As comunidades locais têm sido protagonistas do processo de busca por soluções antes da situação se agravar ainda mais, afirmou Josielson Santos da Costa, coordenador da Associação das Comunidades Remanescentes de Quilombos do Município de Oriximiná (ARQMO). De acordo com a liderança, isso se deve pelo fato de que são as populações tradicionais que melhor conhecem a realidade da região e, por isso, se mobilizam na busca de respostas do poder público.
“O município de Oriximiná não está preparado para essa seca. O nível do Rio Trombetas vem caindo desde junho e seguindo nesse ritmo vai chegar em setembro já na cota de alerta.

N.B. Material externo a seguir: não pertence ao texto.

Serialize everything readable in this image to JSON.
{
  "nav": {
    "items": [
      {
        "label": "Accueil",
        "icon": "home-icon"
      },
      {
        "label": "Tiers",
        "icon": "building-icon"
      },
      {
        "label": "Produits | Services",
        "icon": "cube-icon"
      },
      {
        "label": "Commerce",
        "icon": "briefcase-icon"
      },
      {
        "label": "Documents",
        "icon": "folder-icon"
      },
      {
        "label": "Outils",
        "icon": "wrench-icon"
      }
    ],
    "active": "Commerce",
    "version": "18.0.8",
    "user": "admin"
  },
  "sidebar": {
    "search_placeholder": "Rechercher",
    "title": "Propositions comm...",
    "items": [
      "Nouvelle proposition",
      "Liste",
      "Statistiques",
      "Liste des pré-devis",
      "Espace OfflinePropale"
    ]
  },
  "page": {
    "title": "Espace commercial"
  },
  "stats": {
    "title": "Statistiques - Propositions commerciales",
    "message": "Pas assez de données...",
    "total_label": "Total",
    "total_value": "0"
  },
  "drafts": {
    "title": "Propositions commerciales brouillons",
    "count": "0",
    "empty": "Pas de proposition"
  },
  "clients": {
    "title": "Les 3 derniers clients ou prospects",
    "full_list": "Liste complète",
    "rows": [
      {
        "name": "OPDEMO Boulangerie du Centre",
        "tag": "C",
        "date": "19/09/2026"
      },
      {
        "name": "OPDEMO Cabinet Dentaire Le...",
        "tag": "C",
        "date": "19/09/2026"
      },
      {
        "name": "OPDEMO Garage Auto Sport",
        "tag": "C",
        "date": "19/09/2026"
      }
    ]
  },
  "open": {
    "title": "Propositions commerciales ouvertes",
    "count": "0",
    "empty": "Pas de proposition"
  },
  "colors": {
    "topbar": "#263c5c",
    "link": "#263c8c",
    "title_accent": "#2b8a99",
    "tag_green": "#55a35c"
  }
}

Por isso, já enviamos ofício para a Defesa Civil e estamos fazendo uma articulação local para que se tenha soluções”, pontuou Josielson Costa.
Cenário crítico em setembro e outubro
A preocupação dos povos e comunidades tradicionais tem motivo, já que o monitoramento das condições climáticas, de temperatura, chuvas e vazão dos rios aponta para um cenário tão grave quanto em 2023. As análises do Centro Nacional de Monitoramento de Alertas e Desastres Naturais (Cemaden) que combinam dados sobre a vazão dos rios indicam que pelo menos os próximos dois meses serão de estiagem.
“A previsão mostra que o nível está bem abaixo da média climatológica, o que corrobora a ideia de que assim como tivemos um ano passado de escassez, neste ano, nos meses de setembro e outubro, principalmente, ainda estará abaixo da média”, analisou a coordenadora do Cemaden, Regina Alvalá.
A expectativa é que a situação melhore caso se estabeleça o fenômeno La Niña, que costuma ocorrer após o El Niño e tem efeitos diretos sobre o aumento do volume de chuvas. Essa mudança, no entanto, só é esperada a partir de novembro.
“Viemos de dois anos de períodos secos na região e a projeção é que a estação seca pode ser bastante crítica na região Norte do Brasil”, reforçou a pesquisadora.
Por outro lado, o coordenador substituto de ciências da terra do Instituto Nacional de Pesquisas Espaciais (Inpe), Luiz Aragão, tem uma visão mais pessimista quanto ao impacto positivo que um eventual La Niña pode ter. Isso porque outros fatores, como o aquecimento contínuo da temperatura do planeta e das águas do Atlântico Norte, contribuem para o prolongamento da estação seca.
“O planeta Terra está cada ano mais quente e muita dessa temperatura do continente também é refletida na superfície do mar, onde nós temos o Atlântico Tropical Norte aquecido também. Isso gera seca e, mesmo com a transição para o La Niña, permanece esse aquecimento em forma de anomalia. Há uma elevada probabilidade de termos chuvas abaixo da média em grande parte do Pará e a seca continuar pelo menos durante os meses de setembro e outubro”, alertou Luiz Aragão.